Это ей очень даже знакомо. Подобное состояние было у нее после того, как в 1938 году она покинула Германию. Говорит Лизе Майтнер. Она, стало быть, опять здесь. Опять сидит в моей комнате. На этот раз я удивлена куда меньше.
Институт Сигбана в Стокгольме был невообразимо пуст. Прекрасное здание, в котором как раз монтировали циклотрон и много других установок для рентгеновского и спектрального анализов. Но об экспериментальной работе и думать нечего. Не было ни насоса, ни реостата, ни конденсатора. В огромном доме только молодые физики и бюрократические правила внутреннего распорядка. Сигбан не заинтересован в ядерной физике, самоуверен, с ярко выраженным пристрастием к громадным аппаратам. Постепенно у нее сложилось впечатление, что он принял ее весьма неохотно. Она очень одинока, в полном отчаянии. Рабочее место у нее было, но не было должности, которая давала бы ей право хоть на что-то. Шестьдесят лет. Уже девять месяцев, как она жила в маленьком гостиничном номере.
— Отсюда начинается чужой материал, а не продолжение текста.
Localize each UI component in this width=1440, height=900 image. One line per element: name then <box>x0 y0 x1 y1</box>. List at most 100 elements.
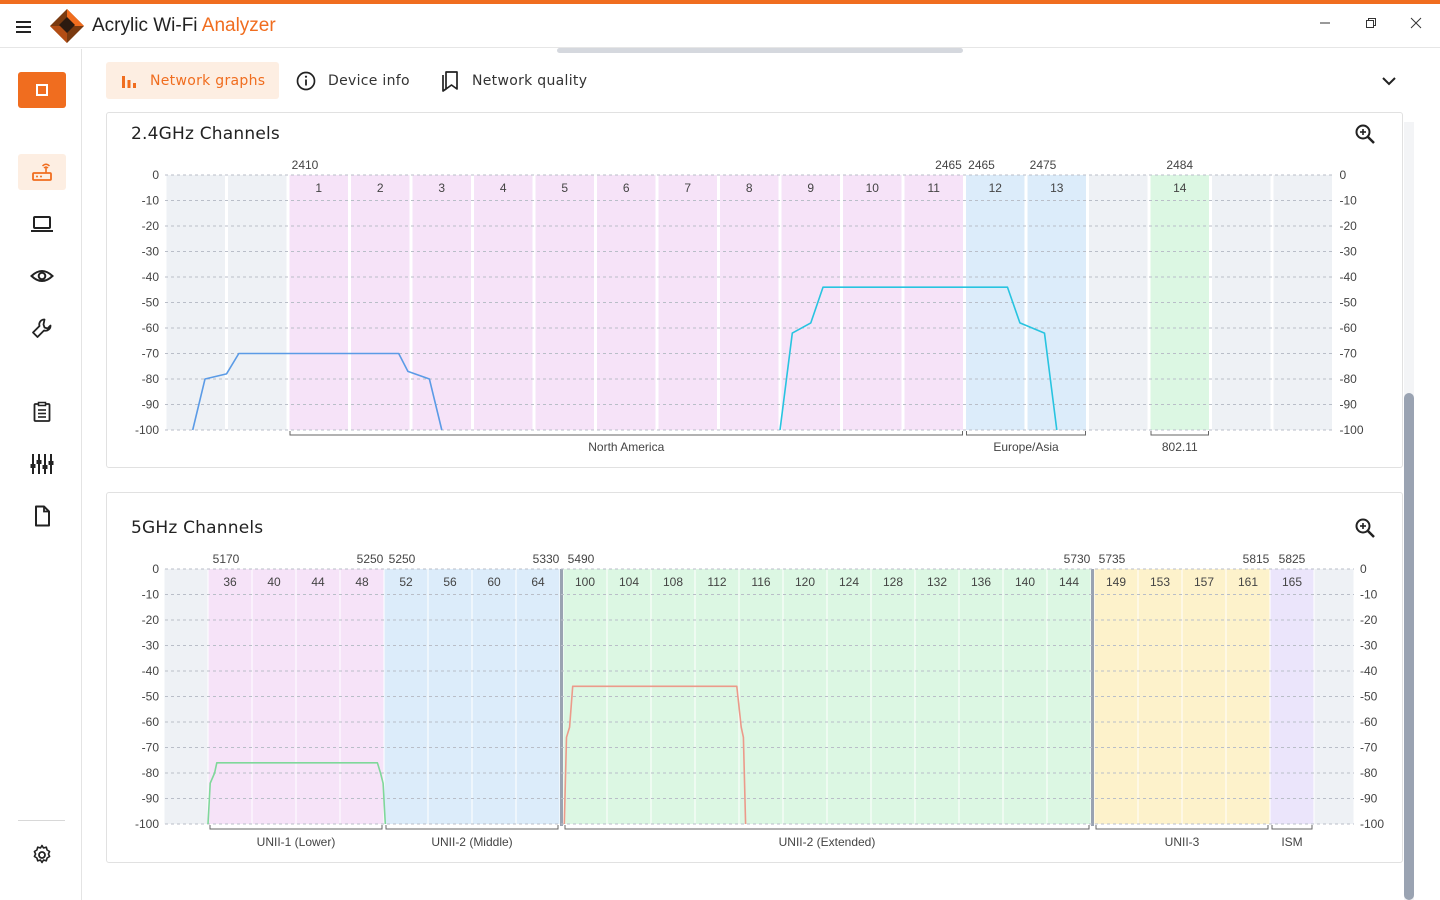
info-icon <box>296 71 316 90</box>
region-label: UNII-1 (Lower) <box>257 835 336 849</box>
minimize-button[interactable] <box>1310 12 1340 38</box>
y-tick-label-right: -30 <box>1360 639 1378 653</box>
region-label: UNII-2 (Extended) <box>779 835 876 849</box>
channel-label: 112 <box>707 575 726 589</box>
region-label: 802.11 <box>1162 440 1198 454</box>
y-tick-label-right: -100 <box>1360 817 1384 831</box>
stop-capture-button[interactable] <box>18 72 66 108</box>
y-tick-label-right: -10 <box>1360 588 1378 602</box>
sidebar-item-tools[interactable] <box>18 310 66 346</box>
restore-button[interactable] <box>1356 12 1386 38</box>
y-tick-label-left: -20 <box>142 613 160 627</box>
region-bracket <box>289 431 963 436</box>
y-tick-label-right: -70 <box>1360 741 1378 755</box>
sidebar-item-networks[interactable] <box>18 154 66 190</box>
channel-label: 14 <box>1173 181 1187 195</box>
frequency-label: 5170 <box>213 552 240 566</box>
gear-icon <box>33 844 51 864</box>
y-tick-label-left: -70 <box>142 347 160 361</box>
y-tick-label-right: -50 <box>1340 296 1358 310</box>
region-label: ISM <box>1281 835 1302 849</box>
frequency-label: 2410 <box>292 158 319 172</box>
sidebar-item-reports[interactable] <box>18 394 66 430</box>
y-tick-label-right: -60 <box>1340 321 1358 335</box>
region-label: North America <box>588 440 664 454</box>
channel-label: 165 <box>1282 575 1302 589</box>
y-tick-label-right: -20 <box>1340 219 1358 233</box>
sidebar-item-equalizer[interactable] <box>18 446 66 482</box>
channel-label: 144 <box>1059 575 1079 589</box>
channel-label: 10 <box>866 181 880 195</box>
y-tick-label-right: -40 <box>1340 270 1358 284</box>
hamburger-menu-icon[interactable] <box>16 18 38 36</box>
channel-label: 48 <box>355 575 369 589</box>
y-tick-label-right: -100 <box>1340 423 1364 437</box>
horizontal-scrollbar[interactable] <box>557 48 963 53</box>
y-tick-label-right: -60 <box>1360 715 1378 729</box>
channel-label: 6 <box>623 181 630 195</box>
channel-label: 149 <box>1106 575 1126 589</box>
channel-label: 140 <box>1015 575 1035 589</box>
close-button[interactable] <box>1401 12 1431 38</box>
channel-label: 9 <box>807 181 814 195</box>
tab-device-info[interactable]: Device info <box>282 62 424 99</box>
region-bracket <box>209 825 383 830</box>
tab-network-quality[interactable]: Network quality <box>426 62 601 99</box>
y-tick-label-right: -10 <box>1340 194 1358 208</box>
wrench-icon <box>32 318 52 338</box>
clipboard-icon <box>33 401 51 422</box>
y-tick-label-right: -40 <box>1360 664 1378 678</box>
y-tick-label-left: -20 <box>142 219 160 233</box>
sidebar-item-devices[interactable] <box>18 206 66 242</box>
channel-label: 157 <box>1194 575 1214 589</box>
tab-label: Network graphs <box>150 72 266 89</box>
router-icon <box>32 163 52 181</box>
eye-icon <box>30 270 54 282</box>
y-tick-label-left: -90 <box>142 792 160 806</box>
chart-24ghz: 0 0 -10 -10 -20 -20 -30 -30 -40 -40 -50 -50 -60 -60 -7… <box>135 158 1364 454</box>
sidebar-item-files[interactable] <box>18 498 66 534</box>
channel-label: 108 <box>663 575 683 589</box>
channel-label: 153 <box>1150 575 1170 589</box>
channel-label: 124 <box>839 575 859 589</box>
channel-label: 2 <box>377 181 384 195</box>
channel-label: 44 <box>311 575 325 589</box>
frequency-label: 5735 <box>1099 552 1126 566</box>
stop-square-icon <box>36 84 48 96</box>
y-tick-label-left: -60 <box>142 715 160 729</box>
frequency-label: 5330 <box>533 552 560 566</box>
title-bar: Acrylic Wi-Fi Analyzer <box>0 4 1440 48</box>
y-tick-label-left: 0 <box>152 168 159 182</box>
y-tick-label-left: 0 <box>152 562 159 576</box>
y-tick-label-left: -100 <box>135 423 159 437</box>
y-tick-label-left: -50 <box>142 690 160 704</box>
tab-label: Device info <box>328 72 410 89</box>
channel-label: 136 <box>971 575 991 589</box>
chevron-down-icon[interactable] <box>1378 70 1400 92</box>
y-tick-label-left: -100 <box>135 817 159 831</box>
sidebar-item-monitor[interactable] <box>18 258 66 294</box>
y-tick-label-right: -20 <box>1360 613 1378 627</box>
frequency-label: 5490 <box>568 552 595 566</box>
y-tick-label-right: 0 <box>1340 168 1347 182</box>
region-bracket <box>385 825 559 830</box>
sidebar-item-settings[interactable] <box>18 837 66 873</box>
channel-label: 8 <box>746 181 753 195</box>
app-title-accent: Analyzer <box>201 15 276 36</box>
channel-label: 1 <box>315 181 322 195</box>
channel-label: 104 <box>619 575 639 589</box>
frequency-label: 2475 <box>1030 158 1057 172</box>
sidebar-divider <box>18 820 65 821</box>
app-logo-icon <box>50 9 84 43</box>
region-bracket <box>1271 825 1313 830</box>
frequency-label: 2465 <box>968 158 995 172</box>
frequency-label: 5730 <box>1064 552 1091 566</box>
region-label: UNII-2 (Middle) <box>431 835 512 849</box>
y-tick-label-left: -80 <box>142 766 160 780</box>
y-tick-label-left: -70 <box>142 741 160 755</box>
tab-network-graphs[interactable]: Network graphs <box>106 62 280 99</box>
bookmark-icon <box>442 70 458 92</box>
vertical-scrollbar-thumb[interactable] <box>1404 393 1414 900</box>
y-tick-label-right: 0 <box>1360 562 1367 576</box>
y-tick-label-left: -90 <box>142 398 160 412</box>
В шестьдесят и от меня ничего больше ждать не будут. В шестьдесят меня переведут на пенсию. Да о чем это мы. Если я в шестьдесят еще буду жива, так буду нуждаться в особом уходе. Владеть речью не буду. Язык уже теперь не ворочается так быстро, как раньше. Проявления паралича будут учащаться. Уже отказывает рука. А откажут мышцы лица, я полностью замкнусь в себе.
Да. Она тоже подумывала о самоубийстве. Жизнь — это не только вопрос подвижности.
Мы смотрим друг на друга и чувствуем, что очень близки, а это и неудивительно. Она же — часть меня. Мое создание. Я вижу ее в гостиничном номере в Стокгольме. Узкая, с высоким потолком комната. Черный шкаф. Умывальник с кувшином и фарфоровым тазом. Она маленькая, всеми покинутая, сидит на кровати. Склонила голову. Пальцы сжимают край ночного столика, столешницу из искусственного мрамора. Тусклый свет лампы. Слишком слабый, чтобы читать или работать. Да у нее и книг никаких нет. Разлука с книгами едва ли не столь же тяжела, как и с людьми.
О нет. Это несравнимо. Книги невиновны. Письма рассыпаны на маленьком столике у стены. Начатые и брошенные. До чего же трудно оставаться справедливой.
Я все это вижу, словно была там. Только что я отказалась от месячной командировки в Лондон. Этого в нашем краю никому не объяснишь. Одиночество гостиничного номера. Бегство из него. Депрессии в ранние вечерние часы. Пустые разговоры. Вечно одни и те же.
Провинциализм, который ныне не связан с определенной местностью. И конечно же, унижения. Вместе с убывающей работоспособностью ослабевает и уверенность в себе. И вот мне уже надобен корсет из титулов и должностей. Опора, которая за границей не поддерживает. И вот мне уже надобна благотворность привычки. Основательность моих знаний. И вот уже трудно себе представить, что надо что-то начинать сначала.